Conjugate actions and isomorphic semidirect products

Let $$A$$ be a finite abelian group and $$G$$ a finite non-abelian groups and let $$\alpha$$, $$\beta:G\rightarrow{\rm Aut}(A)$$ two homomorphisms with the same non-trivical kernel $$H$$.

Suppose that $$\alpha (G)$$ and $$\beta (G)$$ are conjugate subgroups of $${\rm Aut}(A)$$. Are the semidirect products $$A\rtimes _{\alpha }G$$ and $$A\rtimes _{\beta }G$$ isomorphic?

I know that this is not true in general, but I can't find a counterexample.

• You are asking too many questions, and you have answered the first one yourself. Yes your example is correct. Of course there are other examples. Sep 2, 2022 at 17:07
• I'm very sorry. Sep 2, 2022 at 18:24

There are examples with $$A = C_3 \times C_5\ (\cong C_{15})$$ and $$G = D_8$$ (dihedral of order $$8$$).

We have $$A = \langle x,y \mid x^3=y^5=1,xy=yx \rangle$$ and $$G = \langle a,b \mid a^4=1, b^2=1, b^{-1}ab=a^{-1} \rangle$$.
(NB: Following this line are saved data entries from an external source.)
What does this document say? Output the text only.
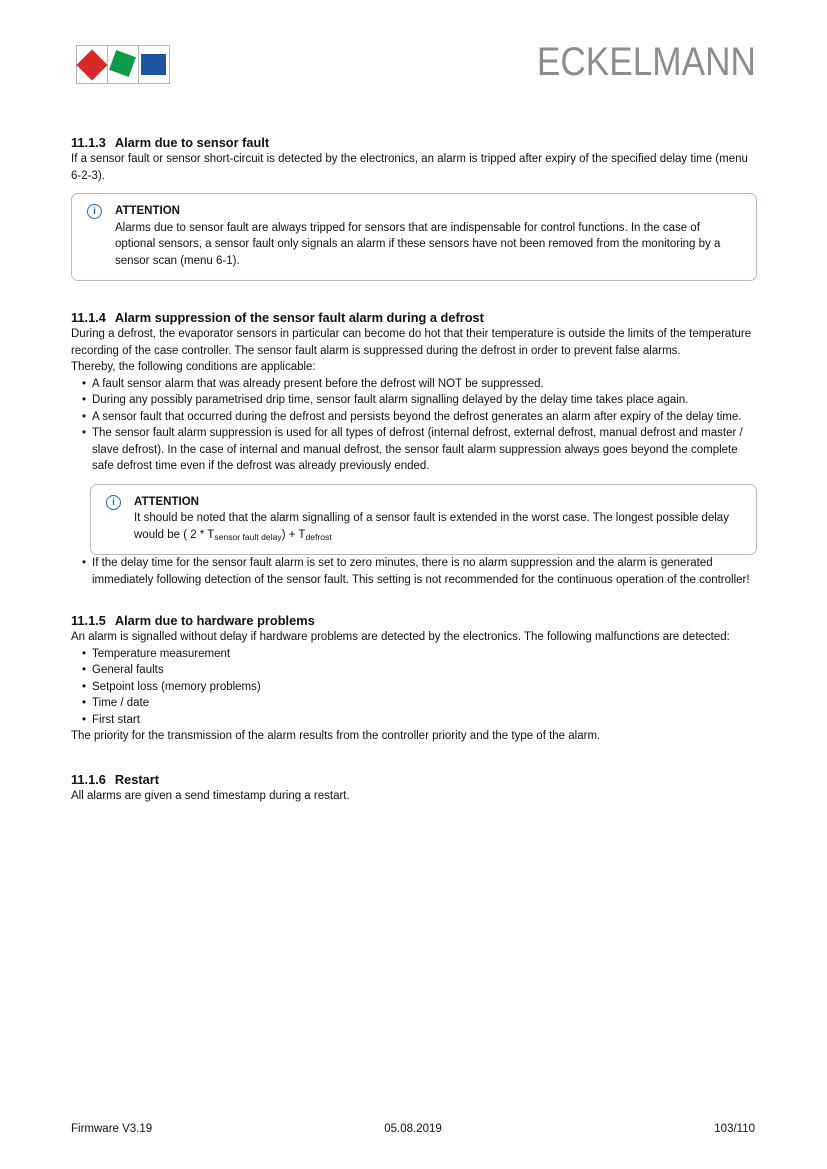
ECKELMANN
11.1.3 Alarm due to sensor fault

If a sensor fault or sensor short-circuit is detected by the electronics, an alarm is tripped after expiry of the specified delay time (menu 6-2-3).

i	ATTENTION

Alarms due to sensor fault are always tripped for sensors that are indispensable for control functions. In the case of optional sensors, a sensor fault only signals an alarm if these sensors have not been removed from the monitoring by a sensor scan (menu 6-1).

11.1.4 Alarm suppression of the sensor fault alarm during a defrost

During a defrost, the evaporator sensors in particular can become do hot that their temperature is outside the limits of the temperature recording of the case controller. The sensor fault alarm is suppressed during the defrost in order to prevent false alarms.

Thereby, the following conditions are applicable:

• A fault sensor alarm that was already present before the defrost will NOT be suppressed.
• During any possibly parametrised drip time, sensor fault alarm signalling delayed by the delay time takes place again.
• A sensor fault that occurred during the defrost and persists beyond the defrost generates an alarm after expiry of the delay time.
• The sensor fault alarm suppression is used for all types of defrost (internal defrost, external defrost, manual defrost and master / slave defrost). In the case of internal and manual defrost, the sensor fault alarm suppression always goes beyond the complete safe defrost time even if the defrost was already previously ended.
i	ATTENTION

It should be noted that the alarm signalling of a sensor fault is extended in the worst case. The longest possible delay would be ( $2 * T_{sensor fault delay}) + T_{defrost}$

• If the delay time for the sensor fault alarm is set to zero minutes, there is no alarm suppression and the alarm is generated immediately following detection of the sensor fault. This setting is not recommended for the continuous operation of the controller!
11.1.5 Alarm due to hardware problems

An alarm is signalled without delay if hardware problems are detected by the electronics. The following malfunctions are detected:

• Temperature measurement
• General faults
• Setpoint loss (memory problems)
• Time / date
• First start

The priority for the transmission of the alarm results from the controller priority and the type of the alarm.

11.1.6 Restart

All alarms are given a send timestamp during a restart.

Firmware V3.19	05.08.2019	103/110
We define $$\alpha$$ and $$\beta$$ by $$\alpha(a)(x)=x, \alpha(a)(y)=y^{-1}, \alpha(b)(x)=x^{-1}, \alpha(b)(y)=y,$$ $$\beta(a)(x)=x^{-1}, \beta(a)(y)=y, \beta(b)(x)=x, \beta(b)(y)=y^{-1}.$$

Then $$H:=\ker(\alpha) = \ker(\beta) = \langle a^2 \rangle$$ and $$G/H \cong C_2 \times C_2$$ is abelian. It is clear that $$\alpha(G) = \beta(G)$$.

The two semidirect products are not isomorphic - they have different numbers of elements of order $$6$$ for example. In the GAP and Magma libraries they are $$\mathtt{SmallGroup}(120,13)$$ and $$\mathtt{SmallGroup}(120,12)$$.

• Thank you very much sir. Can you explain why they have different numbers of elements of order 6. Sep 3, 2022 at 13:17
• I found by my hand that the first semi direct product has 2 element of order 6 and the second has 22 element of order 6. Is this computation true. Sep 4, 2022 at 14:38
• Yes that's right! Sep 4, 2022 at 16:07